Microsoft is pulling the plug on Hotmail, one of the early leaders in web-based email, and plans to transition the service’s more than 350 million users to a new email service called Outlook.com, the software giant announced on Tuesday.

The new service will, as its name suggests, tie in with the Microsoft email program of the same name that is part of the company’s popular Office suite of business software.

Microsoft touted the new system as the biggest change in web-based email since the introduction of Hotmail in 1996. Microsoft bought the company a year later for an estimated 400 million dollars.

According to a blog posting by product manager Chris Jones, Outlook.com combines contact information from emails and popular social networking services such as Facebook, Twitter, LinkedIn and Google Plus.

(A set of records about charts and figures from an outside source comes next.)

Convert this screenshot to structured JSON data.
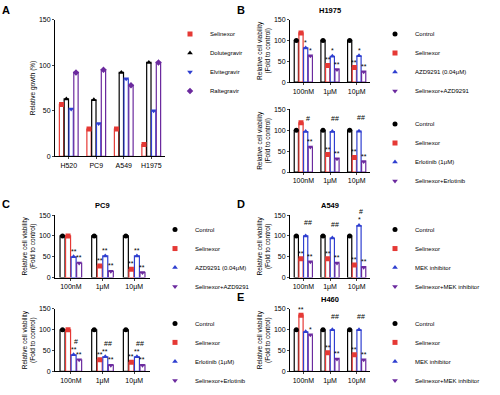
{
  "chart_data": [
    {
      "type": "bar",
      "panel": "A",
      "y_label": "Relative gowth (%)",
      "categories": [
        "H520",
        "PC9",
        "A549",
        "H1975"
      ],
      "ylim": [
        0,
        150
      ],
      "yticks": [
        0,
        50,
        100,
        150
      ],
      "grid": false,
      "series": [
        {
          "name": "Selinexor",
          "color": "#e53935",
          "marker": "square",
          "values": [
            57,
            30,
            30,
            13
          ]
        },
        {
          "name": "Dolutegravir",
          "color": "#000000",
          "marker": "triangle-up",
          "values": [
            63,
            62,
            92,
            103
          ]
        },
        {
          "name": "Elvitegravir",
          "color": "#2f3fd0",
          "marker": "triangle-down",
          "values": [
            52,
            36,
            85,
            50
          ]
        },
        {
          "name": "Raltegravir",
          "color": "#6b2a9e",
          "marker": "diamond",
          "values": [
            92,
            95,
            78,
            103
          ]
        }
      ],
      "annotations": []
    },
    {
      "type": "bar",
      "panel": "B",
      "title": "H1975",
      "y_label": "Relative cell viability\n(Fold to control)",
      "categories": [
        "100nM",
        "1μM",
        "10μM"
      ],
      "ylim": [
        0,
        150
      ],
      "yticks": [
        0,
        50,
        100,
        150
      ],
      "grid": false,
      "series": [
        {
          "name": "Control",
          "color": "#000000",
          "marker": "circle",
          "values": [
            100,
            100,
            100
          ]
        },
        {
          "name": "Selinexor",
          "color": "#e53935",
          "marker": "square",
          "values": [
            118,
            40,
            35
          ]
        },
        {
          "name": "AZD9291 (0.04μM)",
          "color": "#2f3fd0",
          "marker": "triangle-up",
          "values": [
            82,
            62,
            63
          ]
        },
        {
          "name": "Selinexor+AZD9291",
          "color": "#6b2a9e",
          "marker": "triangle-down",
          "values": [
            63,
            30,
            25
          ]
        }
      ],
      "annotations": [
        {
          "category": "100nM",
          "series": "AZD9291 (0.04μM)",
          "text": "*"
        },
        {
          "category": "100nM",
          "series": "Selinexor+AZD9291",
          "text": "*"
        },
        {
          "category": "1μM",
          "series": "Selinexor",
          "text": "**"
        },
        {
          "category": "1μM",
          "series": "AZD9291 (0.04μM)",
          "text": "*"
        },
        {
          "category": "1μM",
          "series": "Selinexor+AZD9291",
          "text": "**"
        },
        {
          "category": "10μM",
          "series": "Selinexor",
          "text": "**"
        },
        {
          "category": "10μM",
          "series": "AZD9291 (0.04μM)",
          "text": "*"
        },
        {
          "category": "10μM",
          "series": "Selinexor+AZD9291",
          "text": "**"
        }
      ]
    },
    {
      "type": "bar",
      "y_label": "Relative cell viability\n(Fold to control)",
      "categories": [
        "100nM",
        "1μM",
        "10μM"
      ],
      "ylim": [
        0,
        150
      ],
      "yticks": [
        0,
        50,
        100,
        150
      ],
      "grid": false,
      "series": [
        {
          "name": "Control",
          "color": "#000000",
          "marker": "circle",
          "values": [
            100,
            100,
            100
          ]
        },
        {
          "name": "Selinexor",
          "color": "#e53935",
          "marker": "square",
          "values": [
            118,
            42,
            35
          ]
        },
        {
          "name": "Erlotinib (1μM)",
          "color": "#2f3fd0",
          "marker": "triangle-up",
          "values": [
            97,
            97,
            98
          ]
        },
        {
          "name": "Selinexor+Erlotinib",
          "color": "#6b2a9e",
          "marker": "triangle-down",
          "values": [
            60,
            32,
            25
          ]
        }
      ],
      "annotations": [
        {
          "category": "100nM",
          "series": "Selinexor+Erlotinib",
          "text": "**"
        },
        {
          "category": "100nM",
          "between": [
            "Erlotinib (1μM)",
            "Selinexor+Erlotinib"
          ],
          "text": "#"
        },
        {
          "category": "1μM",
          "series": "Selinexor",
          "text": "**"
        },
        {
          "category": "1μM",
          "series": "Selinexor+Erlotinib",
          "text": "**"
        },
        {
          "category": "1μM",
          "between": [
            "Erlotinib (1μM)",
            "Selinexor+Erlotinib"
          ],
          "text": "##"
        },
        {
          "category": "10μM",
          "series": "Selinexor",
          "text": "**"
        },
        {
          "category": "10μM",
          "series": "Selinexor+Erlotinib",
          "text": "**"
        },
        {
          "category": "10μM",
          "between": [
            "Erlotinib (1μM)",
            "Selinexor+Erlotinib"
          ],
          "text": "##"
        }
      ]
    },
    {
      "type": "bar",
      "panel": "C",
      "title": "PC9",
      "y_label": "Relative cell viability\n(Fold to control)",
      "categories": [
        "100nM",
        "1μM",
        "10μM"
      ],
      "ylim": [
        0,
        150
      ],
      "yticks": [
        0,
        50,
        100,
        150
      ],
      "grid": false,
      "series": [
        {
          "name": "Control",
          "color": "#000000",
          "marker": "circle",
          "values": [
            100,
            100,
            100
          ]
        },
        {
          "name": "Selinexor",
          "color": "#e53935",
          "marker": "square",
          "values": [
            100,
            28,
            20
          ]
        },
        {
          "name": "AZD9291 (0.04μM)",
          "color": "#2f3fd0",
          "marker": "triangle-up",
          "values": [
            50,
            52,
            52
          ]
        },
        {
          "name": "Selinexor+AZD9291",
          "color": "#6b2a9e",
          "marker": "triangle-down",
          "values": [
            35,
            15,
            12
          ]
        }
      ],
      "annotations": [
        {
          "category": "100nM",
          "series": "AZD9291 (0.04μM)",
          "text": "**"
        },
        {
          "category": "100nM",
          "series": "Selinexor+AZD9291",
          "text": "**"
        },
        {
          "category": "1μM",
          "series": "Selinexor",
          "text": "**"
        },
        {
          "category": "1μM",
          "series": "AZD9291 (0.04μM)",
          "text": "**"
        },
        {
          "category": "1μM",
          "series": "Selinexor+AZD9291",
          "text": "**"
        },
        {
          "category": "10μM",
          "series": "Selinexor",
          "text": "**"
        },
        {
          "category": "10μM",
          "series": "AZD9291 (0.04μM)",
          "text": "**"
        },
        {
          "category": "10μM",
          "series": "Selinexor+AZD9291",
          "text": "**"
        }
      ]
    },
    {
      "type": "bar",
      "y_label": "Relative cell viability\n(Fold to control)",
      "categories": [
        "100nM",
        "1μM",
        "10μM"
      ],
      "ylim": [
        0,
        150
      ],
      "yticks": [
        0,
        50,
        100,
        150
      ],
      "grid": false,
      "series": [
        {
          "name": "Control",
          "color": "#000000",
          "marker": "circle",
          "values": [
            100,
            100,
            100
          ]
        },
        {
          "name": "Selinexor",
          "color": "#e53935",
          "marker": "square",
          "values": [
            100,
            28,
            22
          ]
        },
        {
          "name": "Erlotinib (1μM)",
          "color": "#2f3fd0",
          "marker": "triangle-up",
          "values": [
            40,
            35,
            35
          ]
        },
        {
          "name": "Selinexor+Erlotinib",
          "color": "#6b2a9e",
          "marker": "triangle-down",
          "values": [
            28,
            15,
            15
          ]
        }
      ],
      "annotations": [
        {
          "category": "100nM",
          "series": "Erlotinib (1μM)",
          "text": "**"
        },
        {
          "category": "100nM",
          "series": "Selinexor+Erlotinib",
          "text": "**"
        },
        {
          "category": "100nM",
          "between": [
            "Erlotinib (1μM)",
            "Selinexor+Erlotinib"
          ],
          "text": "#"
        },
        {
          "category": "1μM",
          "series": "Selinexor",
          "text": "**"
        },
        {
          "category": "1μM",
          "series": "Erlotinib (1μM)",
          "text": "**"
        },
        {
          "category": "1μM",
          "series": "Selinexor+Erlotinib",
          "text": "**"
        },
        {
          "category": "1μM",
          "between": [
            "Erlotinib (1μM)",
            "Selinexor+Erlotinib"
          ],
          "text": "##"
        },
        {
          "category": "10μM",
          "series": "Selinexor",
          "text": "**"
        },
        {
          "category": "10μM",
          "series": "Erlotinib (1μM)",
          "text": "**"
        },
        {
          "category": "10μM",
          "series": "Selinexor+Erlotinib",
          "text": "**"
        },
        {
          "category": "10μM",
          "between": [
            "Erlotinib (1μM)",
            "Selinexor+Erlotinib"
          ],
          "text": "##"
        }
      ]
    },
    {
      "type": "bar",
      "panel": "D",
      "title": "A549",
      "y_label": "Relative cell viability\n(Fold to control)",
      "categories": [
        "100nM",
        "1μM",
        "10μM"
      ],
      "ylim": [
        0,
        150
      ],
      "yticks": [
        0,
        50,
        100,
        150
      ],
      "grid": false,
      "series": [
        {
          "name": "Control",
          "color": "#000000",
          "marker": "circle",
          "values": [
            100,
            100,
            100
          ]
        },
        {
          "name": "Selinexor",
          "color": "#e53935",
          "marker": "square",
          "values": [
            45,
            45,
            30
          ]
        },
        {
          "name": "MEK inhibitor",
          "color": "#2f3fd0",
          "marker": "triangle-up",
          "values": [
            100,
            95,
            125
          ]
        },
        {
          "name": "Selinexor+MEK inhibitor",
          "color": "#6b2a9e",
          "marker": "triangle-down",
          "values": [
            38,
            35,
            25
          ]
        }
      ],
      "annotations": [
        {
          "category": "100nM",
          "series": "Selinexor",
          "text": "**"
        },
        {
          "category": "100nM",
          "series": "Selinexor+MEK inhibitor",
          "text": "**"
        },
        {
          "category": "100nM",
          "between": [
            "MEK inhibitor",
            "Selinexor+MEK inhibitor"
          ],
          "text": "##"
        },
        {
          "category": "1μM",
          "series": "Selinexor",
          "text": "**"
        },
        {
          "category": "1μM",
          "series": "Selinexor+MEK inhibitor",
          "text": "**"
        },
        {
          "category": "1μM",
          "between": [
            "MEK inhibitor",
            "Selinexor+MEK inhibitor"
          ],
          "text": "##"
        },
        {
          "category": "10μM",
          "series": "Selinexor",
          "text": "**"
        },
        {
          "category": "10μM",
          "series": "MEK inhibitor",
          "text": "*"
        },
        {
          "category": "10μM",
          "series": "Selinexor+MEK inhibitor",
          "text": "**"
        },
        {
          "category": "10μM",
          "between": [
            "MEK inhibitor",
            "Selinexor+MEK inhibitor"
          ],
          "text": "#"
        }
      ]
    },
    {
      "type": "bar",
      "panel": "E",
      "title": "H460",
      "y_label": "Relative cell viability\n(Fold to control)",
      "categories": [
        "100nM",
        "1μM",
        "10μM"
      ],
      "ylim": [
        0,
        150
      ],
      "yticks": [
        0,
        50,
        100,
        150
      ],
      "grid": false,
      "series": [
        {
          "name": "Control",
          "color": "#000000",
          "marker": "circle",
          "values": [
            100,
            100,
            100
          ]
        },
        {
          "name": "Selinexor",
          "color": "#e53935",
          "marker": "square",
          "values": [
            135,
            45,
            40
          ]
        },
        {
          "name": "MEK inhibitor",
          "color": "#2f3fd0",
          "marker": "triangle-up",
          "values": [
            95,
            100,
            100
          ]
        },
        {
          "name": "Selinexor+MEK inhibitor",
          "color": "#6b2a9e",
          "marker": "triangle-down",
          "values": [
            88,
            30,
            28
          ]
        }
      ],
      "annotations": [
        {
          "category": "100nM",
          "series": "Selinexor",
          "text": "**"
        },
        {
          "category": "100nM",
          "series": "Selinexor+MEK inhibitor",
          "text": "*"
        },
        {
          "category": "1μM",
          "series": "Selinexor",
          "text": "**"
        },
        {
          "category": "1μM",
          "series": "Selinexor+MEK inhibitor",
          "text": "**"
        },
        {
          "category": "1μM",
          "between": [
            "MEK inhibitor",
            "Selinexor+MEK inhibitor"
          ],
          "text": "##"
        },
        {
          "category": "10μM",
          "series": "Selinexor",
          "text": "**"
        },
        {
          "category": "10μM",
          "series": "Selinexor+MEK inhibitor",
          "text": "**"
        },
        {
          "category": "10μM",
          "between": [
            "MEK inhibitor",
            "Selinexor+MEK inhibitor"
          ],
          "text": "##"
        }
      ]
    }
  ]
}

Featuring a minimalist design, the new service boasts powerful tools for sorting emails, including automatic recognition of newsletters, social media updates and junk mail that, according to Jones, accounts for some 70 per cent of inbox content.

The service also automatically recognises emails with photos, documents or shipping information attached and sends these to pre-selected folders.

While the free service is ad-supported, Microsoft said that unlike Google’s Gmail service the ads will not be related to the content of users’ emails.

“We don’t scan your email content or attachments and sell this information to advertisers or any other company, and we don’t show ads in personal conversations,” Jones said.

He said that Outlook.com was launched on Tuesday in a preview period and that eventually all Hotmail users would be switched to the new service. No date was given for the transition.